End of the World Blues - Jon Courtnay Grimwood

This is a fun read.

It's a whodunit disguised as a sci-fi. And, I hafta say, the sci-fi element is key. Not that it isn't a good whodunit, but the sci-fi part is just a good trippy distraction in the places where my brain would have gotten tired of trying to follow all the little leads. That might be my problem with whodunits, I bore of the procedure quickly - but not so much when someone is traversing time.

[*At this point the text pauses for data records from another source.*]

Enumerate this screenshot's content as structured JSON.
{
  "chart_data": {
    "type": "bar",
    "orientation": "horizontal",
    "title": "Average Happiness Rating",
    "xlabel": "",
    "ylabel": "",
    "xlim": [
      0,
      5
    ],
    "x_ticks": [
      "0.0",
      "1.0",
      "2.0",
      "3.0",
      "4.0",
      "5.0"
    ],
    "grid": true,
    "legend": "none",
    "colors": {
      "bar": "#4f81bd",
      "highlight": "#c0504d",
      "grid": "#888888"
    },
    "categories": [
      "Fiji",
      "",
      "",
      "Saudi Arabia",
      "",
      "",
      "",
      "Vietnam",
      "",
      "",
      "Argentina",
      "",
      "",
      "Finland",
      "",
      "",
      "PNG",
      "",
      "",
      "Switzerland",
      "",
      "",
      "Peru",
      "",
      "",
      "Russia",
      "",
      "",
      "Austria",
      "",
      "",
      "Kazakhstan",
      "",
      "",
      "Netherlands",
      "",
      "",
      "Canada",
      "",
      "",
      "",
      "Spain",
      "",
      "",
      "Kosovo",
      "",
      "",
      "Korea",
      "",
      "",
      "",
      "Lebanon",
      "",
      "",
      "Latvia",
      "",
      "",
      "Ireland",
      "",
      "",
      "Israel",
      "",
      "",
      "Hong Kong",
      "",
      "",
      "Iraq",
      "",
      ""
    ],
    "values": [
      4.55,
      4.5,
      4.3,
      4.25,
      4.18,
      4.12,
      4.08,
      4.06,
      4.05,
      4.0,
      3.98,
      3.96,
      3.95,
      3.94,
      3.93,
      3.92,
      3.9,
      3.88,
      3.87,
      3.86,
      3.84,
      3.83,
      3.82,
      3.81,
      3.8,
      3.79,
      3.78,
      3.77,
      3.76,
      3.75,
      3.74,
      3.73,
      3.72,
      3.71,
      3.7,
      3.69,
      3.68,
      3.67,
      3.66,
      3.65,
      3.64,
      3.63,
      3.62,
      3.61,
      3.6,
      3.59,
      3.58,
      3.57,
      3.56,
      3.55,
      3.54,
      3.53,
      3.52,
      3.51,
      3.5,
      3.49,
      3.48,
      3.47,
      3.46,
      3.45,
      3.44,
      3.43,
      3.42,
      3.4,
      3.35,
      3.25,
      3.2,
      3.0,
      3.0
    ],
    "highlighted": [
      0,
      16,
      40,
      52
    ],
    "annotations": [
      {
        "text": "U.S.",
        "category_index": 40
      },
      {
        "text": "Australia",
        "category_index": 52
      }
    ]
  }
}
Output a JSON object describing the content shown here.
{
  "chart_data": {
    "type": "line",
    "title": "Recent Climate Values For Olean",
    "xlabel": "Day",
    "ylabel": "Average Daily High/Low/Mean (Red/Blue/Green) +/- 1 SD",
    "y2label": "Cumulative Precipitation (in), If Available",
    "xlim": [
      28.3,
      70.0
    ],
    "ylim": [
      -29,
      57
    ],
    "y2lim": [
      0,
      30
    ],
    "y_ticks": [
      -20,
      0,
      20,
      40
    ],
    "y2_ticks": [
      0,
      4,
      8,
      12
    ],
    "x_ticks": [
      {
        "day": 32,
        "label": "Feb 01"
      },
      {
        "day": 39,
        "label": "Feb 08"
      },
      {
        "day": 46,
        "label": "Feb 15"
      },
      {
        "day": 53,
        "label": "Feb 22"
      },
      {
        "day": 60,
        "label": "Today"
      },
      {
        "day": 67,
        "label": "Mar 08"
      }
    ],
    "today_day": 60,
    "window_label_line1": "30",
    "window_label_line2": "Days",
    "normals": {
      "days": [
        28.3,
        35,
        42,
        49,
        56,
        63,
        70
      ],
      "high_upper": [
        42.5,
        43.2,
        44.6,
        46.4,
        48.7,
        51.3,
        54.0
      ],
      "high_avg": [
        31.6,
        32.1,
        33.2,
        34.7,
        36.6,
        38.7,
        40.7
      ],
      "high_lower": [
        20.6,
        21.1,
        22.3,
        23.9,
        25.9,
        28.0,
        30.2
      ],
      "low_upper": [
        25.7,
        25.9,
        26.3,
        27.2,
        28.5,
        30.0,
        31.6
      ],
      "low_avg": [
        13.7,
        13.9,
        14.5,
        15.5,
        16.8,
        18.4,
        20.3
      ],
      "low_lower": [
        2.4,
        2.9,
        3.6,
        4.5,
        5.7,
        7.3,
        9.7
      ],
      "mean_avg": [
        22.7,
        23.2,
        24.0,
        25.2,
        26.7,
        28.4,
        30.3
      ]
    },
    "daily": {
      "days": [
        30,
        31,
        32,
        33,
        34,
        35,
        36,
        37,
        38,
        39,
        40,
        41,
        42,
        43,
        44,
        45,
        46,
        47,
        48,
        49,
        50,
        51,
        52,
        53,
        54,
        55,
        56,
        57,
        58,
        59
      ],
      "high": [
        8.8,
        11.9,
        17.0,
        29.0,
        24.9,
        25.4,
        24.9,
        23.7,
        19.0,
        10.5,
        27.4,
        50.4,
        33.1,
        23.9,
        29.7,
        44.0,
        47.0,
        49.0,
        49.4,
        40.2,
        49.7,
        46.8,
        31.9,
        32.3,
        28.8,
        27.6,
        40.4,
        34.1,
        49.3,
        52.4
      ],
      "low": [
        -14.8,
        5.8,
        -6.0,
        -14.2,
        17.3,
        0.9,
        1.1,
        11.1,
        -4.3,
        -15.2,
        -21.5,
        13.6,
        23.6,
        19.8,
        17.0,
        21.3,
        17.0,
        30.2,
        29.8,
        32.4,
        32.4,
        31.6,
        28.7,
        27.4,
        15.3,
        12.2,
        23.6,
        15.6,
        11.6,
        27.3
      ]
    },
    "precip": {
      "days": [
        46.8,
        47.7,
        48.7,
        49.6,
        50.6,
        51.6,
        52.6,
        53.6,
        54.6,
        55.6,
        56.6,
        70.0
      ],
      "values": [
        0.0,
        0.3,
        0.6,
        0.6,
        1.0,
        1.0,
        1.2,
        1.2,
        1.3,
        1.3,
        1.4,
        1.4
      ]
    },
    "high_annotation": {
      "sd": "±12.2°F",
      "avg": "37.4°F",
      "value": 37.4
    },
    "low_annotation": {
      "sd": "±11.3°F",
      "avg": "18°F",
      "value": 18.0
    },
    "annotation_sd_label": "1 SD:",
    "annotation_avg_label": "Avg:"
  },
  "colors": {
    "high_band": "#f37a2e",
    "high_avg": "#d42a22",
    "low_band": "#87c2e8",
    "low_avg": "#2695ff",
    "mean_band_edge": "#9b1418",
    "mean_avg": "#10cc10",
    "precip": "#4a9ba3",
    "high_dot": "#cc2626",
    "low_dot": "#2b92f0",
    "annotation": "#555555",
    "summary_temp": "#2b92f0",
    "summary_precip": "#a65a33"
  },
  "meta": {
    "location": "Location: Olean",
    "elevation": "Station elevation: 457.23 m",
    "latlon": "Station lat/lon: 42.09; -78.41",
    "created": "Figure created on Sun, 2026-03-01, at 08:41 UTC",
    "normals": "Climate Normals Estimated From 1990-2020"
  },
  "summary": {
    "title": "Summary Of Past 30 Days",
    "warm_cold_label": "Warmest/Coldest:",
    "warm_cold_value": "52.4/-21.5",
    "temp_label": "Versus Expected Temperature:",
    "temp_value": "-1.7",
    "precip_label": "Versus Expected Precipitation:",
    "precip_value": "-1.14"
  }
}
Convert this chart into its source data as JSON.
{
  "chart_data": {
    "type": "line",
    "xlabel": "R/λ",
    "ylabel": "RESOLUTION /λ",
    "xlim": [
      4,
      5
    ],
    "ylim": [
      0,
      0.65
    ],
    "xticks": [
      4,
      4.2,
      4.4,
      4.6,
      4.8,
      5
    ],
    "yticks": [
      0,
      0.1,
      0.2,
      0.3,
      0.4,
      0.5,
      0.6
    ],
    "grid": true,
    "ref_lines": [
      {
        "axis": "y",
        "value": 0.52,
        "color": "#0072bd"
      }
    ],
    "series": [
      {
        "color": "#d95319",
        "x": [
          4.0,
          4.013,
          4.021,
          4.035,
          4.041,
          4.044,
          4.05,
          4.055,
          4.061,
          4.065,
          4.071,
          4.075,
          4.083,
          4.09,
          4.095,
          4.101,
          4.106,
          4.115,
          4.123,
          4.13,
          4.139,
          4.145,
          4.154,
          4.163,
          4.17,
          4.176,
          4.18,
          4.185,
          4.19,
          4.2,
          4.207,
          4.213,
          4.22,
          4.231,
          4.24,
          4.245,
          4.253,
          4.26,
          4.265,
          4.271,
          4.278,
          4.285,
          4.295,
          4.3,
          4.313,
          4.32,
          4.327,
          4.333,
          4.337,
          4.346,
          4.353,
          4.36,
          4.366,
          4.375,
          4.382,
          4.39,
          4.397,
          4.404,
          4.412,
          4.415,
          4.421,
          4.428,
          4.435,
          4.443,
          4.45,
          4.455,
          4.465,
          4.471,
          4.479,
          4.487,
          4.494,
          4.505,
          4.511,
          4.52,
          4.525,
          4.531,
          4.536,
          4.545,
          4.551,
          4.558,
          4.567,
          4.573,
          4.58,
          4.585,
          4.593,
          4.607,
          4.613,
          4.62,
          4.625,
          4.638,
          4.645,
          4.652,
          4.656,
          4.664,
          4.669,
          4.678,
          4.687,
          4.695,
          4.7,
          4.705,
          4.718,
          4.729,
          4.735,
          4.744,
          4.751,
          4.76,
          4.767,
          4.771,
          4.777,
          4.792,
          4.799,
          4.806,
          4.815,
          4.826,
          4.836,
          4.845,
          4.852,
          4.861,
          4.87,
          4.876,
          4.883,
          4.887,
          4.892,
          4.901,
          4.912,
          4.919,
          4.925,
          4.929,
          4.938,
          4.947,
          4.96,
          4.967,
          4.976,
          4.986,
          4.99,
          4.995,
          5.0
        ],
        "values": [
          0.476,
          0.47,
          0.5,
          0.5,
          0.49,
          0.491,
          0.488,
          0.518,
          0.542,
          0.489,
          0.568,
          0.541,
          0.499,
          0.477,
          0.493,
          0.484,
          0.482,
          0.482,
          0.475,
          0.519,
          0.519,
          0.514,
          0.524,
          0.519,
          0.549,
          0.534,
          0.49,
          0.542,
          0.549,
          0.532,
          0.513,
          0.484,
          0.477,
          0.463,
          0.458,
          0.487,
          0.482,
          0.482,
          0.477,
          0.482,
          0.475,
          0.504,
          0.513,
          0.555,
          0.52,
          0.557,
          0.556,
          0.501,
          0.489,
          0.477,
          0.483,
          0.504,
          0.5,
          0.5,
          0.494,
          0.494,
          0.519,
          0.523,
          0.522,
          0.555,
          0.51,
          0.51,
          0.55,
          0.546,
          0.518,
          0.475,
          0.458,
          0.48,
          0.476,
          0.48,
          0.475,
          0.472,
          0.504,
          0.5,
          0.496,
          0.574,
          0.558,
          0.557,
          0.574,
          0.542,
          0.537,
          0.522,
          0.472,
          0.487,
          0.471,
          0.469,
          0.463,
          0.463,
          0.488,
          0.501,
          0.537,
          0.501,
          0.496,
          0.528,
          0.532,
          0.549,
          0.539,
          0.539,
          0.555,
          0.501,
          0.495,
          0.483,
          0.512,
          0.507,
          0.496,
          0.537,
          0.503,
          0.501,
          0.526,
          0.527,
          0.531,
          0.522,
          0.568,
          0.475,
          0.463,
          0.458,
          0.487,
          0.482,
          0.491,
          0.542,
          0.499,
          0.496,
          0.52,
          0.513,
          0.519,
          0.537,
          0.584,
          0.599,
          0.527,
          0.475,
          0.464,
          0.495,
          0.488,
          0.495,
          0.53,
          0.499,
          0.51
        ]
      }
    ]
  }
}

The main character is Kit, who starts out not entirely likeable and ends the same way, even though his character evolves through the novel. I respect that about this book. Kit isn't redeemed entirely, nor is he let off the hook. He is true to character and makes some better decisions later in the book than he did early. Totally respectable in that department. The fact that those decisions tie everything about the whodunit off so neatly a little less so.

Enter:

Nijie, a street urchin in Tokyo is the other significant character and the source of all things supernatural in the book. She takes on the identity of Lady Neku as a cos-play character and manages to save Kit's life twice in the opening 50 pages of the book. Her loose ends, not so tied off. She's from the distant future - a not very bright one - and she and Kit are tied together though an object. I've read that her future is existence is too underdeveloped in places and it is ambiguous, but by the time you get to the end it works. She's a kid. What we see of her future world reflects her childish understanding of it, her memory of it and her trauma in it. It sounds exactly a lot like what my nephew sounds like trying to describe something weird that you've never seen. It totally worked for me.